As though on cue, a camera showed a man in civilian clothes walking to the senior cop on the scene. He pulled out an ID folder, spoke briefly with the police commander, and walked away, disappearing around the corner.
“This is Tony Armitage, who’s this?”
“Bill Tawney.”
“Well, if you know Dennis, I expect you’re a ‘Six’ chap. What can I do for you, sir?”
“What did the police tell you?” Tawney hit the speaker switch on the phone.
“He’s out of his depth by several meters or so. Said he’s sending it up to the canton for advice.”
“Mr. C?” Chavez said from his chair.
“Tell the choppers to spool up, Ding, you’re off to Gatwick. Hold there for further instructions.”
“Roger that, Mr. C. Team-2 is moving.”
Chavez walked down the stairs with Price behind him, then jumped into their car, which had them at Team-2’s building in under three minutes.

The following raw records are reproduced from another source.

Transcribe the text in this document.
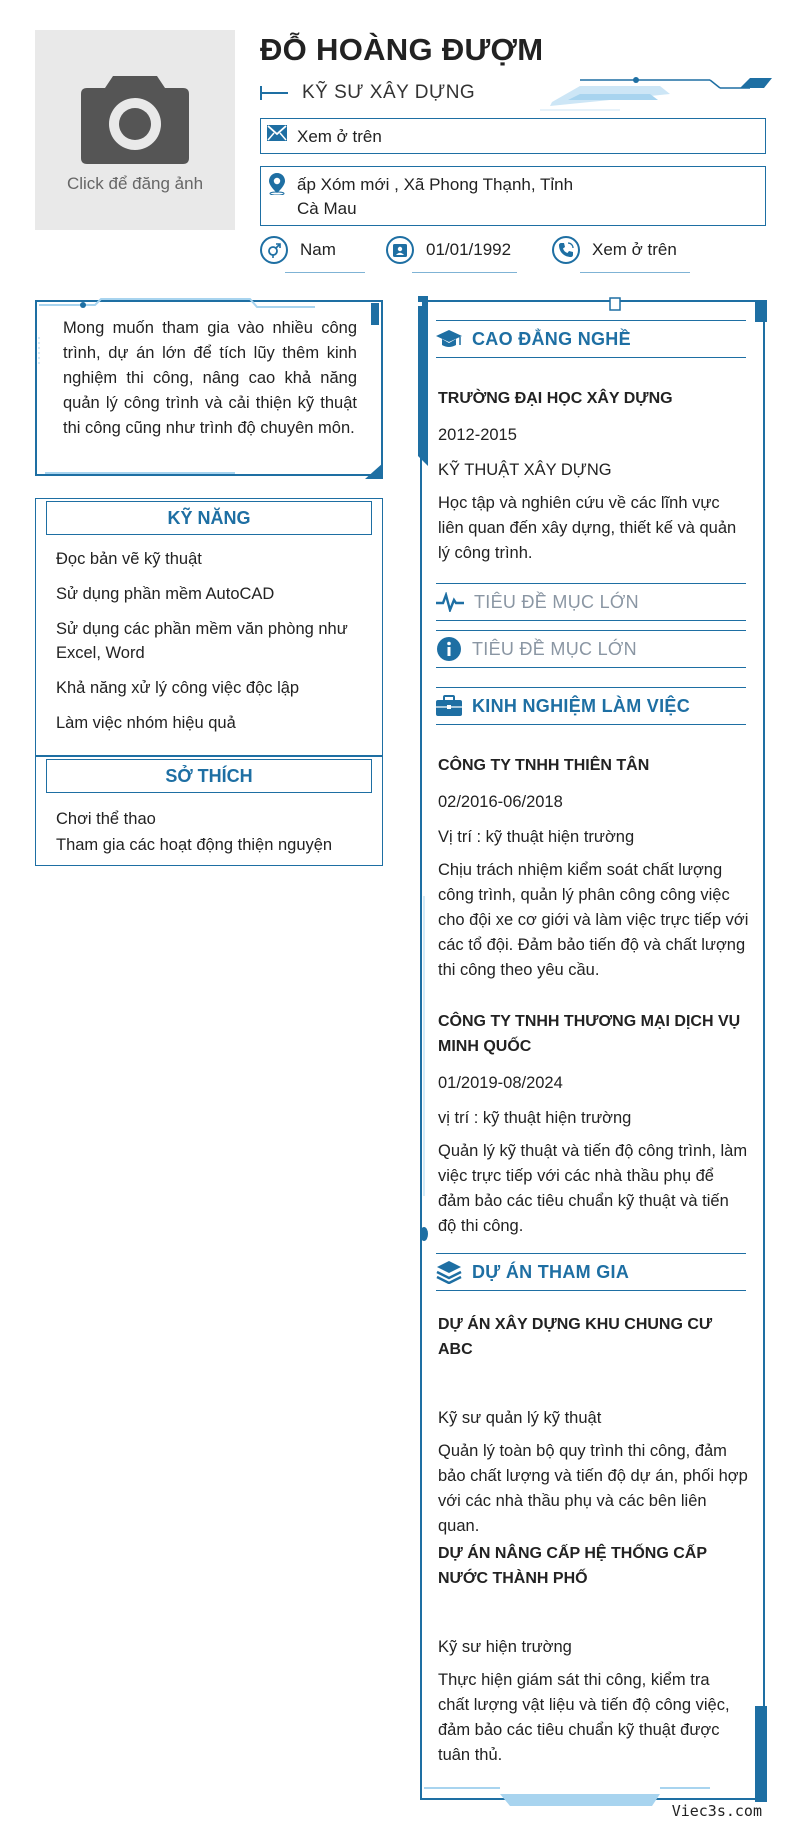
Click để đăng ảnh
ĐỖ HOÀNG ĐƯỢM
KỸ SƯ XÂY DỰNG
Xem ở trên
ấp Xóm mới , Xã Phong Thạnh, Tỉnh Cà Mau
Nam	01/01/1992	Xem ở trên
Mong muốn tham gia vào nhiều công trình, dự án lớn để tích lũy thêm kinh nghiệm thi công, nâng cao khả năng quản lý công trình và cải thiện kỹ thuật thi công cũng như trình độ chuyên môn.
KỸ NĂNG
Đọc bản vẽ kỹ thuật
Sử dụng phần mềm AutoCAD
Sử dụng các phần mềm văn phòng như Excel, Word
Khả năng xử lý công việc độc lập
Làm việc nhóm hiệu quả
SỞ THÍCH
Chơi thể thao
Tham gia các hoạt động thiện nguyện
CAO ĐẲNG NGHỀ
TRƯỜNG ĐẠI HỌC XÂY DỰNG
2012-2015
KỸ THUẬT XÂY DỰNG
Học tập và nghiên cứu về các lĩnh vực liên quan đến xây dựng, thiết kế và quản lý công trình.
TIÊU ĐỀ MỤC LỚN
TIÊU ĐỀ MỤC LỚN
KINH NGHIỆM LÀM VIỆC
CÔNG TY TNHH THIÊN TÂN
02/2016-06/2018
Vị trí : kỹ thuật hiện trường
Chịu trách nhiệm kiểm soát chất lượng công trình, quản lý phân công công việc cho đội xe cơ giới và làm việc trực tiếp với các tổ đội. Đảm bảo tiến độ và chất lượng thi công theo yêu cầu.
CÔNG TY TNHH THƯƠNG MẠI DỊCH VỤ MINH QUỐC
01/2019-08/2024
vị trí : kỹ thuật hiện trường
Quản lý kỹ thuật và tiến độ công trình, làm việc trực tiếp với các nhà thầu phụ để đảm bảo các tiêu chuẩn kỹ thuật và tiến độ thi công.
DỰ ÁN THAM GIA
DỰ ÁN XÂY DỰNG KHU CHUNG CƯ ABC
Kỹ sư quản lý kỹ thuật
Quản lý toàn bộ quy trình thi công, đảm bảo chất lượng và tiến độ dự án, phối hợp với các nhà thầu phụ và các bên liên quan.
DỰ ÁN NÂNG CẤP HỆ THỐNG CẤP NƯỚC THÀNH PHỐ
Kỹ sư hiện trường
Thực hiện giám sát thi công, kiểm tra chất lượng vật liệu và tiến độ công việc, đảm bảo các tiêu chuẩn kỹ thuật được tuân thủ.
Viec3s.com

“People, if you’re watching the telly, you know what’s happening. Saddle up, we’re choppering to Gatwick.” They’d just headed out the door when a brave Swiss cop managed to get the civilian to safety. The TV showed the civilian being hustled to a car, which sped off at once. Again the body language was the important thing. The assembled police, who had been standing around casually, were standing differently now, mainly crouched behind the cover of their automobiles, their hands fingering their weapons, tense but still unsure of what they ought to do.
“It’s going out live on TV now,” Bennett reported. “Sky News will have it on in a few.”
“I guess that figures,” Clark said. “Where’s Stanley?”